I have repeated here that the voice is pitch-driven and that there are three modes of phonation that represent point on a continuum: 1) Loose (relatively breathy) phonation: excessive air flow, which lowers the close quotient below ideal and require deeper fold posture to make up for the needs of the pitch (frequency). 2) Balanced phonation: fold depth is ideal and therefore so is fold closure. No air is wasted. There is a balance between pressure and flow. 3) Pressed phonation: the folds are brought tightly together slowing down the vibration cycle. To maintain pitch, fold depth is reduced and fold vibration is quickened.

If we consider the interaction between fold posture and breath, it is not only plausible but necessary to utilize the breath as the driving element of the mechanism. But first, we must have a means of sensing breath flow/closure. There are two sensations that have come down to us from traditional schools that are usually used separately to undesirable ends. One is the sensation of vibration in the lower chest. I have had two teachers who used to put their palm to their sternum as a directive to "connect to the chest". In my experience, this vibratory connection to the chest has the effect of releasing the air. The second is the concept of mask resonance, which in my experience has a direct influence on fold closure. Balancing these two sensations is a very logical and tension-free manner of achieving balance phonation. Pressed phonation (when air is not released enough) is felt directly in the throat. When air is released too much (loose phonation) the sensation of flow goes further down in the chest. Combining this sense of deep flow with the sensation of brilliance in the mask, yields a sensation of an unbroken column of air from sternum to mask, as if by-passing the throat entirely.

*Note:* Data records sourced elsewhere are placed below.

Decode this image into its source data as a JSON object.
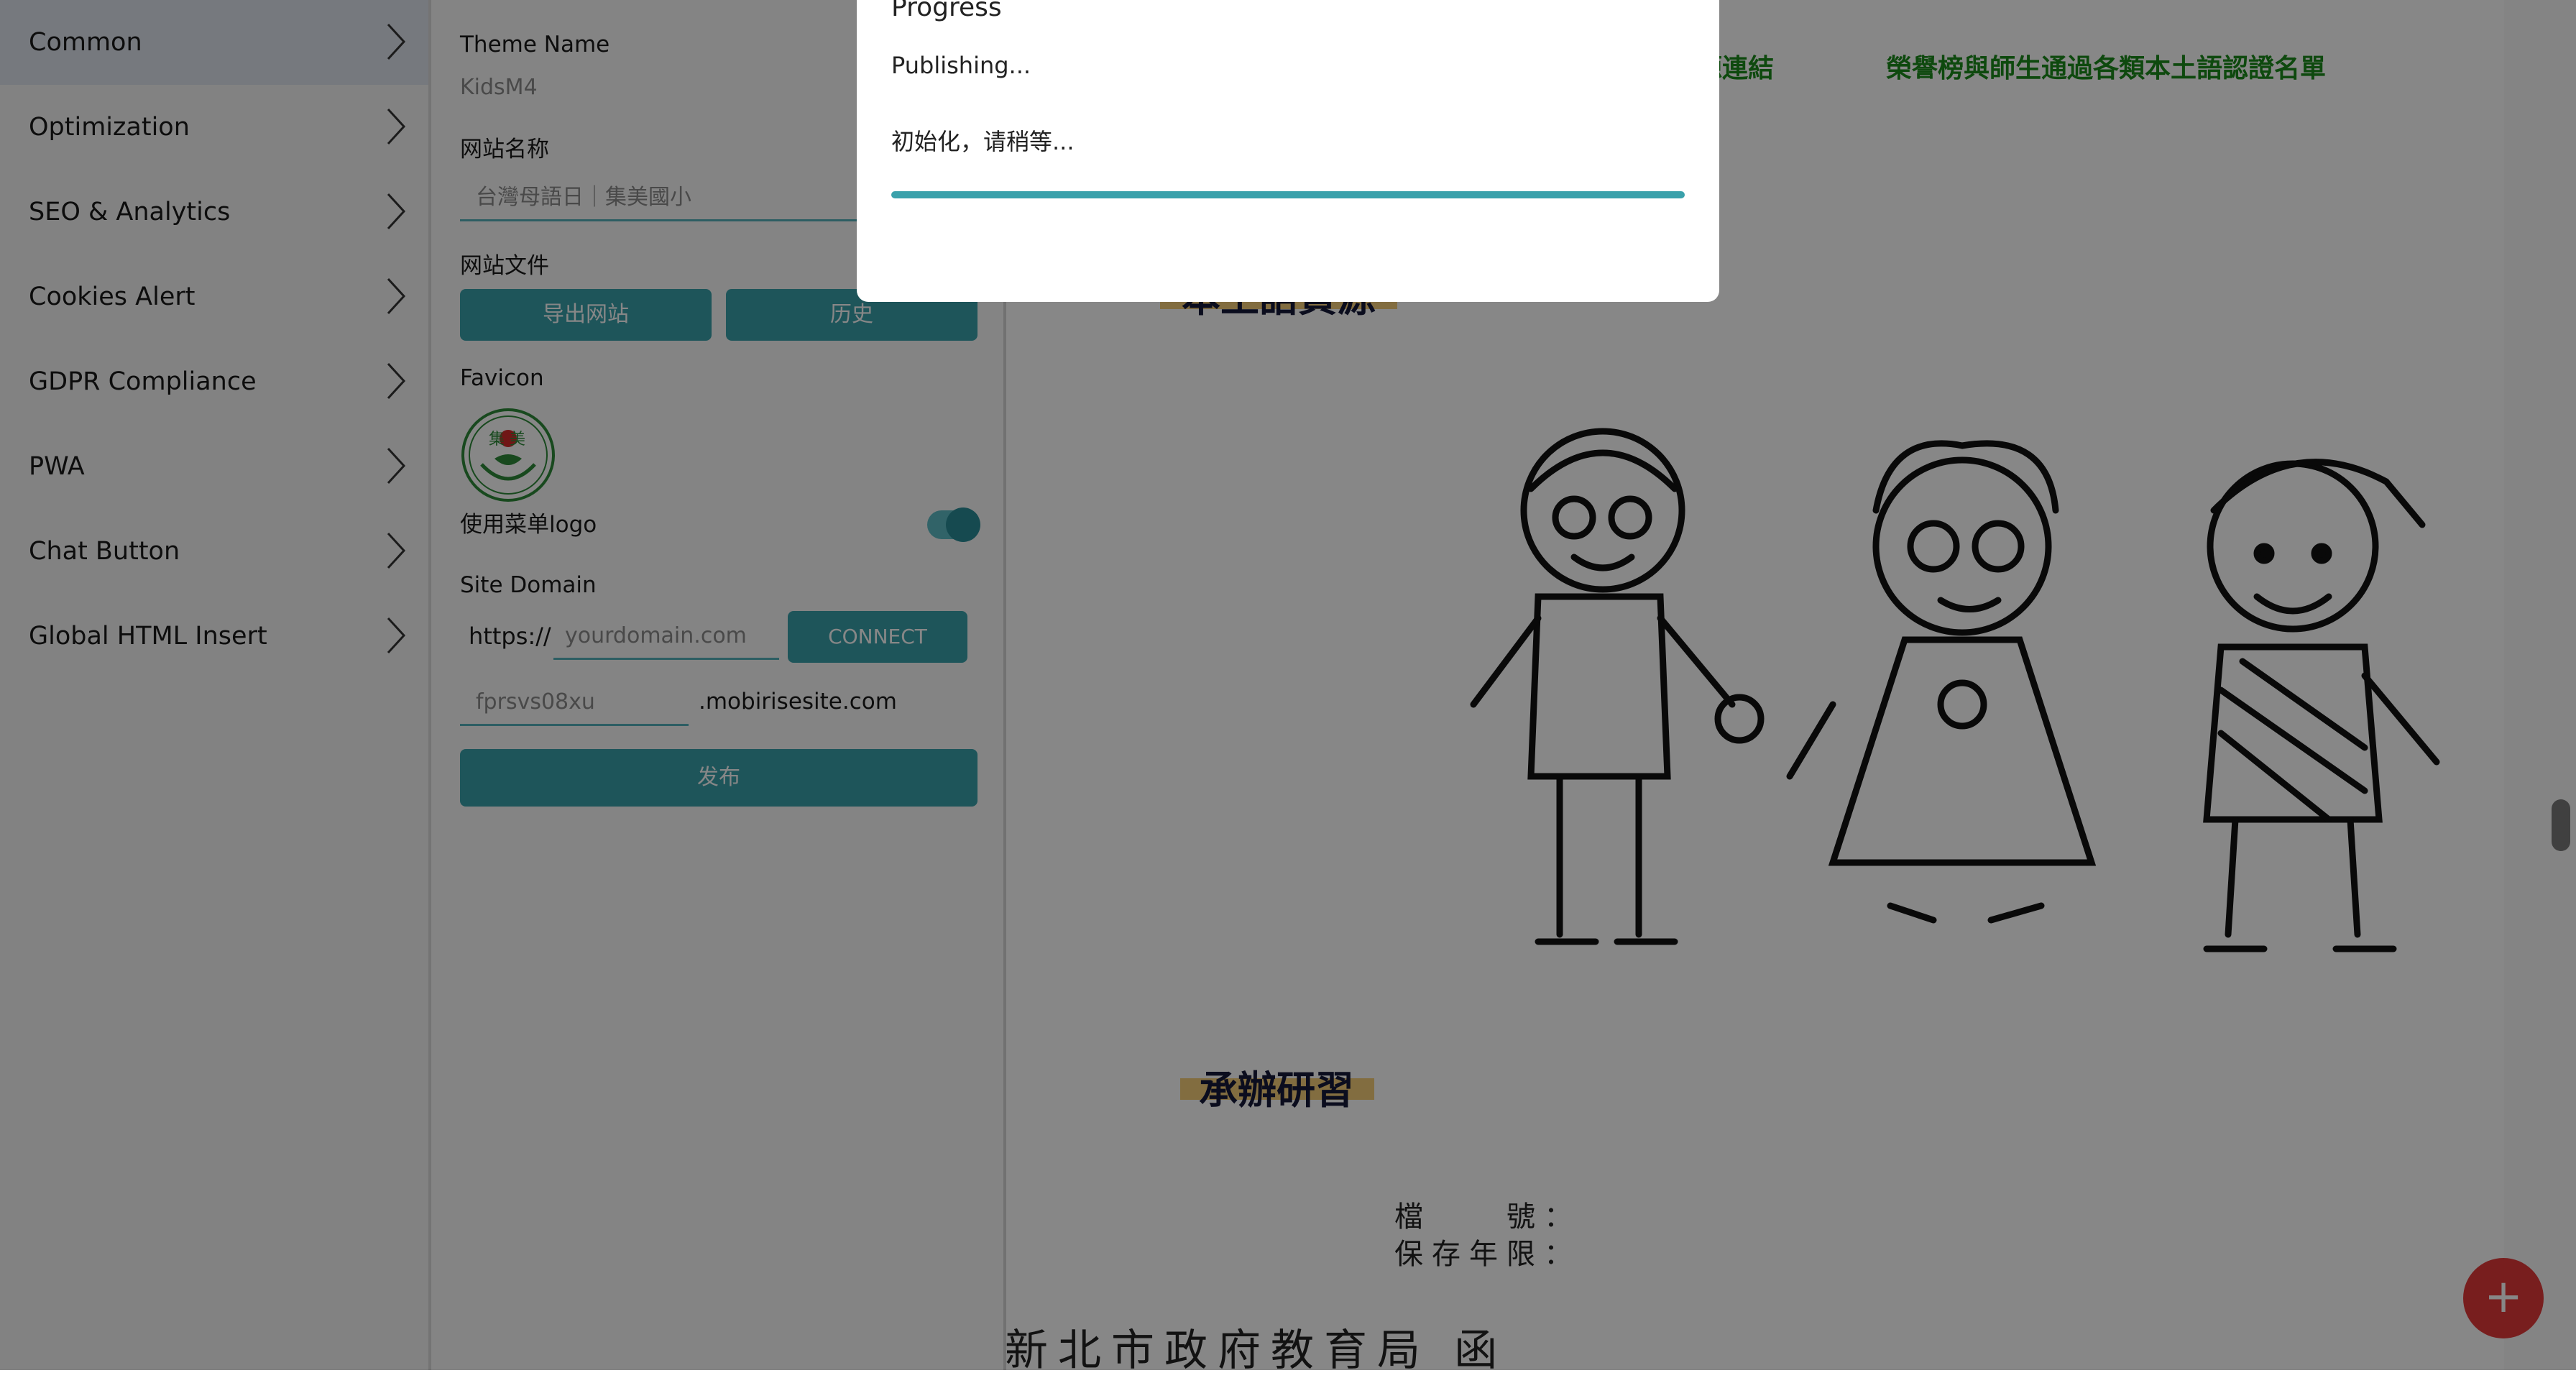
{
  "sidebar": {
    "items": [
      {
        "label": "Common"
      },
      {
        "label": "Optimization"
      },
      {
        "label": "SEO & Analytics"
      },
      {
        "label": "Cookies Alert"
      },
      {
        "label": "GDPR Compliance"
      },
      {
        "label": "PWA"
      },
      {
        "label": "Chat Button"
      },
      {
        "label": "Global HTML Insert"
      }
    ]
  },
  "settings": {
    "theme_name_label": "Theme Name",
    "theme_name_value": "KidsM4",
    "site_name_label": "网站名称",
    "site_name_value": "台灣母語日｜集美國小",
    "site_files_label": "网站文件",
    "export_button": "导出网站",
    "history_button": "历史",
    "favicon_label": "Favicon",
    "favicon_text": "集 美",
    "menu_logo_label": "使用菜单logo",
    "menu_logo_enabled": true,
    "site_domain_label": "Site Domain",
    "protocol": "https://",
    "domain_placeholder": "yourdomain.com",
    "connect_button": "CONNECT",
    "subdomain_value": "fprsvs08xu",
    "subdomain_suffix": ".mobirisesite.com",
    "publish_button": "发布"
  },
  "preview": {
    "nav_links": [
      "資源連結",
      "榮譽榜與師生通過各類本土語認證名單"
    ],
    "partial_heading": "本土語資源",
    "heading": "承辦研習",
    "doc_line1": "檔　　號：",
    "doc_line2": "保存年限：",
    "doc_title": "新北市政府教育局 函"
  },
  "modal": {
    "title": "Progress",
    "status": "Publishing...",
    "sub_status": "初始化，请稍等...",
    "progress": 1.0
  },
  "colors": {
    "accent": "#3aa1ab",
    "fab": "#e23a3a",
    "nav_link": "#1b8a1b"
  }
}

The sensation of deeper air flow can be simulated using [ha-ha] on a comfortable pitch (low is easier). The sensation of fold closure can be simulated using the [i] vowel. Once the sensation of balance is achieved, it becomes a single sensation as opposed to two.

It has always been my desire to scientifically back-up the proprioceptive concepts passed down by the great schools of singing of the past. It is crucial that the sensations be understood fully and not partially. A one-sided approach is what usually leads to disaster. There is wisdom to be found in the many catch phrases associated with traditional schools of singing. The wisdom is found by investigating in order to understand the complete meaning behind the catch phrases rather than the simplistic superficiality that they might suggest.

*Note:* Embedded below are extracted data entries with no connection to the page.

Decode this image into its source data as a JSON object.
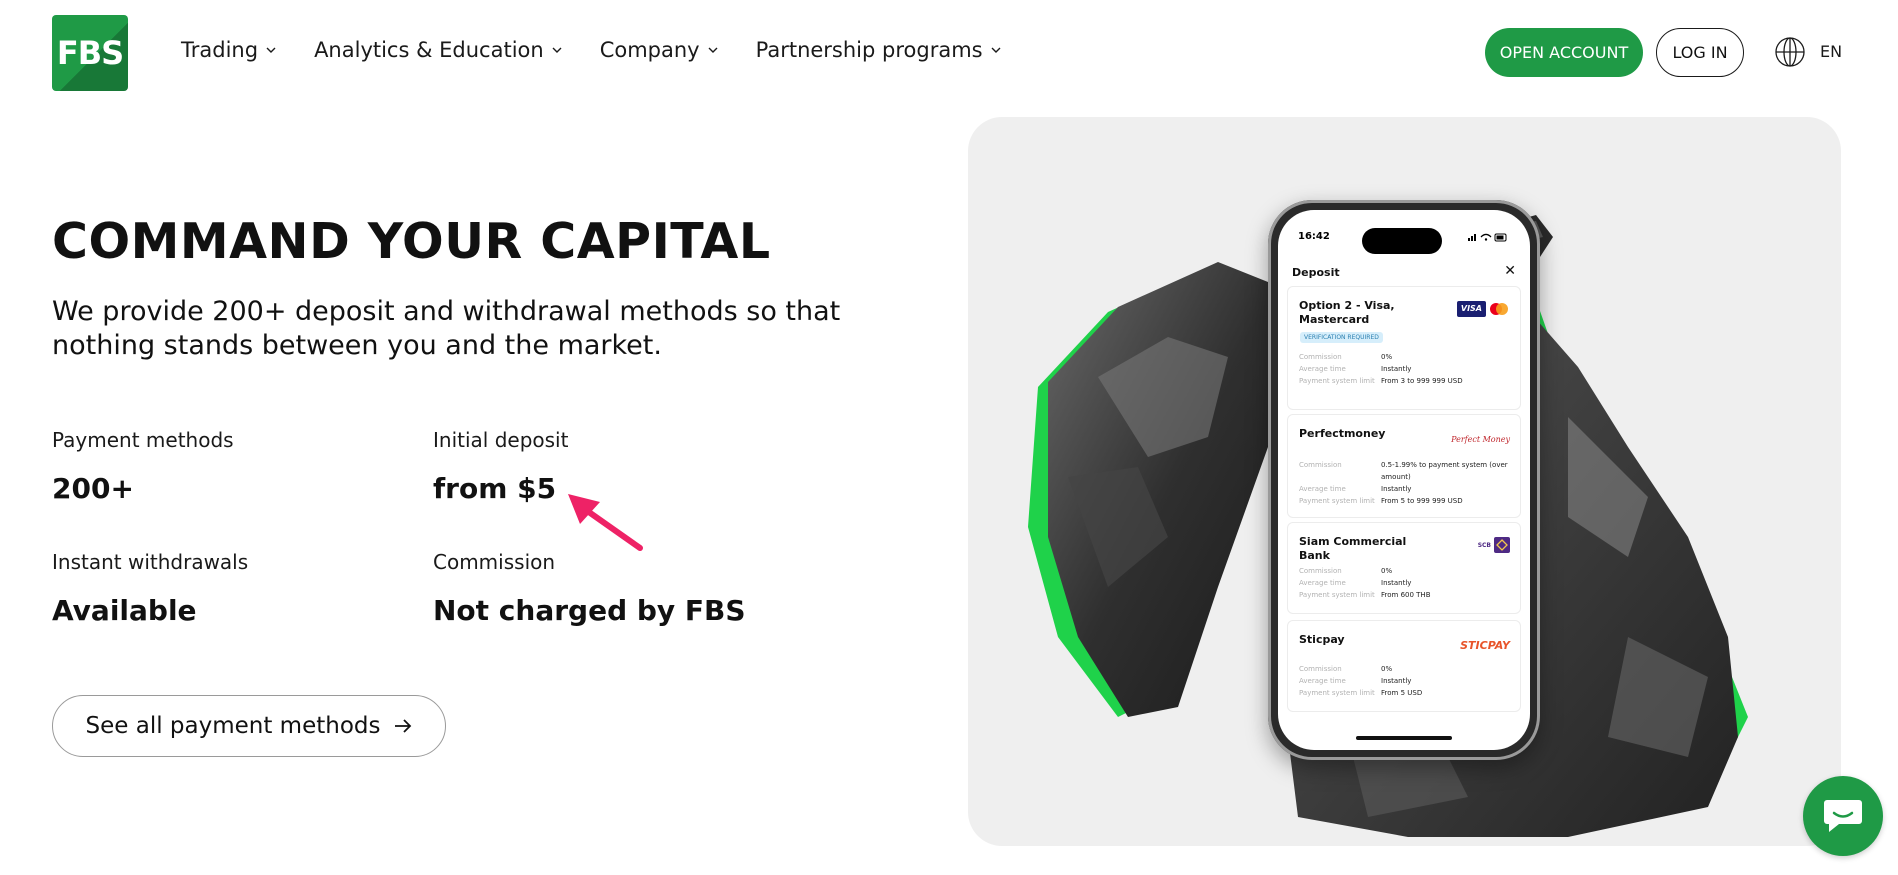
{
  "brand": {
    "logo_text": "FBS",
    "accent": "#1f9a46"
  },
  "nav": {
    "items": [
      {
        "label": "Trading"
      },
      {
        "label": "Analytics & Education"
      },
      {
        "label": "Company"
      },
      {
        "label": "Partnership programs"
      }
    ],
    "open_account": "OPEN ACCOUNT",
    "log_in": "LOG IN",
    "language": "EN"
  },
  "hero": {
    "title": "COMMAND YOUR CAPITAL",
    "subtitle": "We provide 200+ deposit and withdrawal methods so that nothing stands between you and the market."
  },
  "stats": [
    {
      "label": "Payment methods",
      "value": "200+"
    },
    {
      "label": "Initial deposit",
      "value": "from $5"
    },
    {
      "label": "Instant withdrawals",
      "value": "Available"
    },
    {
      "label": "Commission",
      "value": "Not charged by FBS"
    }
  ],
  "cta": {
    "label": "See all payment methods"
  },
  "phone": {
    "time": "16:42",
    "screen_title": "Deposit",
    "close": "✕",
    "methods": [
      {
        "name": "Option 2 - Visa, Mastercard",
        "badge": "VERIFICATION REQUIRED",
        "logo": "visa-mastercard",
        "visa_text": "VISA",
        "rows": [
          {
            "k": "Commission",
            "v": "0%"
          },
          {
            "k": "Average time",
            "v": "Instantly"
          },
          {
            "k": "Payment system limit",
            "v": "From 3 to 999 999 USD"
          }
        ]
      },
      {
        "name": "Perfectmoney",
        "logo": "perfect-money",
        "logo_text": "Perfect Money",
        "rows": [
          {
            "k": "Commission",
            "v": "0.5-1.99% to payment system (over amount)"
          },
          {
            "k": "Average time",
            "v": "Instantly"
          },
          {
            "k": "Payment system limit",
            "v": "From 5 to 999 999 USD"
          }
        ]
      },
      {
        "name": "Siam Commercial Bank",
        "logo": "scb",
        "logo_text": "SCB",
        "rows": [
          {
            "k": "Commission",
            "v": "0%"
          },
          {
            "k": "Average time",
            "v": "Instantly"
          },
          {
            "k": "Payment system limit",
            "v": "From 600 THB"
          }
        ]
      },
      {
        "name": "Sticpay",
        "logo": "sticpay",
        "logo_text": "STICPAY",
        "rows": [
          {
            "k": "Commission",
            "v": "0%"
          },
          {
            "k": "Average time",
            "v": "Instantly"
          },
          {
            "k": "Payment system limit",
            "v": "From 5 USD"
          }
        ]
      }
    ]
  },
  "chat": {
    "icon": "chat-bubble-icon"
  }
}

In short breath management in terms of these sensations constitute air flow as represented by the deep chest sensation and efficient release of air as controlled by the fold closure, represented by the mask sensation. For pitch to be maintained when breath flow is efficient, fold posture must be correct.

© 11/23/2009

2 comments:

KG said...

Great, thought-provoking post.

I also suspect that the sensation of vibration in the chest may be related to the "tracheal tug" and a resonating tracheal tube below the larynx. This phenomenon allows the larynx to stay low without requiring a conscious and tense lowering action by the muscles of the neck, and the vibrating column of air below the folds probably assists them in their vibration--in other words, easier vibration for less muscular effort. While we lose this sensation on high notes, I suspect the phenomenon is still occurring.

But regardless, it seems to me the key to this process is balance. In my own singing pulling the voice too high up into the mask or too low into the chest (that these are just sensations is understood) is disastrous in both cases. Fortunately, in both cases by observing the sound you can detect an actual decrease in the overall resonance, so you don't have to guess at the correct balance. In other words, being "too chesty" actually results in a less rich harmonic spectrum, certainly in the upper, but even in the lower partials, than being balanced.

- Klaus Georg

Toreadorssong's Vocal Technique Blog said...

Dear KG,

I agree. If I remember Titze's research on tracheal resonance (See Pavarobotti)there is a kind of "wolf-tone" effect around D4-F4. I sense this. Those notes are often the most difficult to balance. There are several mechanisms at work here I think. We certainly agree in the idea of balance between the chest vibrations and the mask vibrations. I am convinced we are dealing with the balance between fold depth and closure driven by air-flow/resistance.

PS The link to your wonderful website is fixed.